The work of Dr. George Nehmetallah and the Electrical Engineering and Computer Science Department is soaring to new heights. In March, Dr. Nehmetallah and a team of twelve researchers were awarded NASA’s Group Achievement Award for their development of a novel Non-Dispersive Infrared Gas Analyzer (NDIRGA) suitable for future use in outer space. The team was made up of engineers and scientists from around the world, including Dat Tran and Nicolas Gorius, currently PhD candidates in the EECS Department at the Catholic University of America. Starting in January 2019, the research was funded by two NASA grants that aim to support a future probe mission to the “ice giants” in the outer solar system, Uranus and Neptune.

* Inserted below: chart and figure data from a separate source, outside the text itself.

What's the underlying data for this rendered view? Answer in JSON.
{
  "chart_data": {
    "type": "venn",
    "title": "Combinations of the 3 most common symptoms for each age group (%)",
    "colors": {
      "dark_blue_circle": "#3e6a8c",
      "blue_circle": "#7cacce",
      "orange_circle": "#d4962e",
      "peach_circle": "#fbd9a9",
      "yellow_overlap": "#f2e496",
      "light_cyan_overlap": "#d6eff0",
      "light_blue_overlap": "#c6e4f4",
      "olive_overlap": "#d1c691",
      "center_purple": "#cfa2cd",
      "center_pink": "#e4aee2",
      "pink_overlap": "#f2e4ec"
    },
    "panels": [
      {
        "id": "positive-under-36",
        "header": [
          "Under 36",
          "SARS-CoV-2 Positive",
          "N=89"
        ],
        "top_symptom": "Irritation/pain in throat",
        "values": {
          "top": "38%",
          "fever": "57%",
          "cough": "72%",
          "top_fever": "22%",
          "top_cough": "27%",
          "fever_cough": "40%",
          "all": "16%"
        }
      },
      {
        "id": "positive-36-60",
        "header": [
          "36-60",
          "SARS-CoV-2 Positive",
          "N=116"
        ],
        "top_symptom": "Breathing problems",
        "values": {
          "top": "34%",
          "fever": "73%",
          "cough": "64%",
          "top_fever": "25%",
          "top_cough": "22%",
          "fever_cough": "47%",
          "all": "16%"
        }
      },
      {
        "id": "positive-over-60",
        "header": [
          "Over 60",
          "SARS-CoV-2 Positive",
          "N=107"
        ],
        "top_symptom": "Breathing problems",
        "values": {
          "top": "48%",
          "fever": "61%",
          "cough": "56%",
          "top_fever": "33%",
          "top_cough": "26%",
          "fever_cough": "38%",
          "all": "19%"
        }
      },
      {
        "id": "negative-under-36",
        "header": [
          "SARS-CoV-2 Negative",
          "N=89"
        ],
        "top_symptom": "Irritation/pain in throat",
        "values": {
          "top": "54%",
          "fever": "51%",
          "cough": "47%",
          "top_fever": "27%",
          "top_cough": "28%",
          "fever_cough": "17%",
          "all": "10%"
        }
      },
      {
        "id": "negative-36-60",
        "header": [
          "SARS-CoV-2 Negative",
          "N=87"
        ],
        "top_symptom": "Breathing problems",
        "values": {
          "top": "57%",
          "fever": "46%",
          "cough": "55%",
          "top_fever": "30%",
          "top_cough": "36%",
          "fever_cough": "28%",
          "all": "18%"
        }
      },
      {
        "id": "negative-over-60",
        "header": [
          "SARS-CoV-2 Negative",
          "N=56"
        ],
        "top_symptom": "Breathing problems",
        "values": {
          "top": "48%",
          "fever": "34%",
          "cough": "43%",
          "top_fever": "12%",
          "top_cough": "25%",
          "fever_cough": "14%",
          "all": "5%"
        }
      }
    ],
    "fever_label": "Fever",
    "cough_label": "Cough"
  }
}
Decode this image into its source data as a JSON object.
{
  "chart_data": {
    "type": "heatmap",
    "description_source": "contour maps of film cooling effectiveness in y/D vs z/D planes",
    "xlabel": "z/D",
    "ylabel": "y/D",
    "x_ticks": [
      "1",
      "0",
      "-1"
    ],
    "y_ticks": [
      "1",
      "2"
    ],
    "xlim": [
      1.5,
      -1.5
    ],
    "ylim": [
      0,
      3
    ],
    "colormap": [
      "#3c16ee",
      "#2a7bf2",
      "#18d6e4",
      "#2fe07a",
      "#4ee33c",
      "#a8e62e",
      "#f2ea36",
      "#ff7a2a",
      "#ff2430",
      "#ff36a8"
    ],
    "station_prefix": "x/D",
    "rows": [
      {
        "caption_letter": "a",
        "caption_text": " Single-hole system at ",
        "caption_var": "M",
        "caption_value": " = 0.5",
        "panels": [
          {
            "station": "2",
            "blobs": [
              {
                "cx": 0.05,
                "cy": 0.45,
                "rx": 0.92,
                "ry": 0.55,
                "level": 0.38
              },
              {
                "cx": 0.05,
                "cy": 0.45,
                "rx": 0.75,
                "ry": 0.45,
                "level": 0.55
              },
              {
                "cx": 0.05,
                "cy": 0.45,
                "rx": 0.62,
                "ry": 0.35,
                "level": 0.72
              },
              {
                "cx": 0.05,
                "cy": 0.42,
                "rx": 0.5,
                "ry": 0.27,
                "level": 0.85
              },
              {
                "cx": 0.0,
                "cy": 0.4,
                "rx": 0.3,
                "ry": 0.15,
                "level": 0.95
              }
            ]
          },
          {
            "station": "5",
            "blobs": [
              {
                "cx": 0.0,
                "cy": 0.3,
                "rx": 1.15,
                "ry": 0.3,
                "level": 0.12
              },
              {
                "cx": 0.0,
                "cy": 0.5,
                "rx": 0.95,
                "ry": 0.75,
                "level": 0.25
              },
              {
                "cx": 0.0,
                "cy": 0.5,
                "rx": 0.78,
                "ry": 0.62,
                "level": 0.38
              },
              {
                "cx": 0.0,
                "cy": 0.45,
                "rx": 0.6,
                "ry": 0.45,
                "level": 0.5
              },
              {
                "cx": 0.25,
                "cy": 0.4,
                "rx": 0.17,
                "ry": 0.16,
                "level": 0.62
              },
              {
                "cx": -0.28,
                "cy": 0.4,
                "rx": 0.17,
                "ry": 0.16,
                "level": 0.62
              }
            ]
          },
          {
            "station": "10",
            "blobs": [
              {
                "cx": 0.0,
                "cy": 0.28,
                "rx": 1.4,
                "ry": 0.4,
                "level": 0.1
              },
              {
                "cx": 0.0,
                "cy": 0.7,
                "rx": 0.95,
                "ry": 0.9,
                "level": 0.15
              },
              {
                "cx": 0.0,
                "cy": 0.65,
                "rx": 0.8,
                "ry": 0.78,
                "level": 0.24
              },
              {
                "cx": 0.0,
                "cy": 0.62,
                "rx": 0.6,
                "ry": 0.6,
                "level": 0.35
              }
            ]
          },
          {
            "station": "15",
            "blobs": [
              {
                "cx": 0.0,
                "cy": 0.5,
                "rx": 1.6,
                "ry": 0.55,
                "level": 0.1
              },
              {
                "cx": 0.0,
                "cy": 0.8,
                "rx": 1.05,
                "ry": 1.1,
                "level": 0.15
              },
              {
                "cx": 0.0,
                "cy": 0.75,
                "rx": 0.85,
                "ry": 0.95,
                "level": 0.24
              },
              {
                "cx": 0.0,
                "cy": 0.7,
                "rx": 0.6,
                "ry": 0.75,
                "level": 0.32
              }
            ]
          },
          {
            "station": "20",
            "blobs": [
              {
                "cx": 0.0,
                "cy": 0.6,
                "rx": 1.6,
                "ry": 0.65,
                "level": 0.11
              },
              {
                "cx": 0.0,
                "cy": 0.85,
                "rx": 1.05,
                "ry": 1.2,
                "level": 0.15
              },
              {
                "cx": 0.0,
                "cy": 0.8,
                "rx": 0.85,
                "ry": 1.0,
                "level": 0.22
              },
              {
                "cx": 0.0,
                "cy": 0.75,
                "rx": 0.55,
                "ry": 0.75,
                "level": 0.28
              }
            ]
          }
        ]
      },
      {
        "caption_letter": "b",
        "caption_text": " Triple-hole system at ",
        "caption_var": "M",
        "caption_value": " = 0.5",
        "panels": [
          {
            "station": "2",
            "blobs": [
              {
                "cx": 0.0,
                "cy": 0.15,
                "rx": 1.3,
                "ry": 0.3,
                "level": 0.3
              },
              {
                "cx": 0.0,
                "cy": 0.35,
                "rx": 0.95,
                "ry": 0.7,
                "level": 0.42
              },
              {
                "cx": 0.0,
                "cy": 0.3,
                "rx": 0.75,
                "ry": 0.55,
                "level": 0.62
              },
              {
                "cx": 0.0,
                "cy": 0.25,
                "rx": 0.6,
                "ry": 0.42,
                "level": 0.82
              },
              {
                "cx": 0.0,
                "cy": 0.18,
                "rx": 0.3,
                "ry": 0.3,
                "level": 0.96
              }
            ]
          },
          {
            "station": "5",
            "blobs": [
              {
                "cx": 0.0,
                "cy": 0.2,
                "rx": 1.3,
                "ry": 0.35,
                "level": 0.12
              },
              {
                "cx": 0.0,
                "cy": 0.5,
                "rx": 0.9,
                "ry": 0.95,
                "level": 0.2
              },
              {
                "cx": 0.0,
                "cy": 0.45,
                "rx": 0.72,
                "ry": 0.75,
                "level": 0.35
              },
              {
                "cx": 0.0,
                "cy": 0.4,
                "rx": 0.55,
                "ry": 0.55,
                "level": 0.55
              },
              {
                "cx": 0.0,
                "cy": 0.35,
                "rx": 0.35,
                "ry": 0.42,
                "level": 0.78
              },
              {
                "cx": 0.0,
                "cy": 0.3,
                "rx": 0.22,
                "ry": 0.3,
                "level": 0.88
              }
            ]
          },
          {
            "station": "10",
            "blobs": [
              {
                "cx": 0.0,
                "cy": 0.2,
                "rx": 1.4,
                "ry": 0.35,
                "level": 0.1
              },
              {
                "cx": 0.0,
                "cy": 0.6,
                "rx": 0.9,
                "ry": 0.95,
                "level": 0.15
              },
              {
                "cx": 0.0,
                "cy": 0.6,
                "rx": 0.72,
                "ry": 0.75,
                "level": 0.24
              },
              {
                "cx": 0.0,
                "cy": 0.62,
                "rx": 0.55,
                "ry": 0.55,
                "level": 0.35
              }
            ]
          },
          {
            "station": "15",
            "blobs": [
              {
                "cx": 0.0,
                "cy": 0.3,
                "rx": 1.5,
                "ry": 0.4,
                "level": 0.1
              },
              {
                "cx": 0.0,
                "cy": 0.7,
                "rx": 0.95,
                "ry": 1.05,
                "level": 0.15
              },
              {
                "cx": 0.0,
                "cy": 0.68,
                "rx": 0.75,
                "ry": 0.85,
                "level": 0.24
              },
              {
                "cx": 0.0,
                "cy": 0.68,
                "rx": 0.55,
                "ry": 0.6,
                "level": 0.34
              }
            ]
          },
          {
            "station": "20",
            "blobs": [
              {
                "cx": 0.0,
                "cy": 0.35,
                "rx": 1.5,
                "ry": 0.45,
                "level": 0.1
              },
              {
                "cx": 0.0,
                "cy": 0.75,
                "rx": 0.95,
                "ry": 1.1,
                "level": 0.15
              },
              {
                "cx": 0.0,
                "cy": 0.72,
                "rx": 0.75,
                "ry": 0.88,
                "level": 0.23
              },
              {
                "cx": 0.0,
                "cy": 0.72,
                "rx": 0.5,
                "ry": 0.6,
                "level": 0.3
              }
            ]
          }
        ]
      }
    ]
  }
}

An NDIR gas analyzer is used to monitor water vapor and carbon dioxide gas partial pressures in space-based instruments. An NDIRGA subsystem is currently in development at the NASA Goddard Space Flight Center for the Comet Astrobiology Exploration Sample Return (CAESAR) mission, in preparation for the NASA New Frontiers 5 call as early as 2024. The CAESAR mission aims to robotically acquire surface material from the nucleus of a Jupiter-family comet and return the sample to earth for laboratory analysis. The NDIR gas analyzer possesses sample containment systems that protect samples from contamination or alteration that would hinder their scientific lab analysis.
NASA’s Group Achievement Award is conferred for outstanding accomplishment through the coordination of many individual efforts which have contributed substantially to NASA's mission.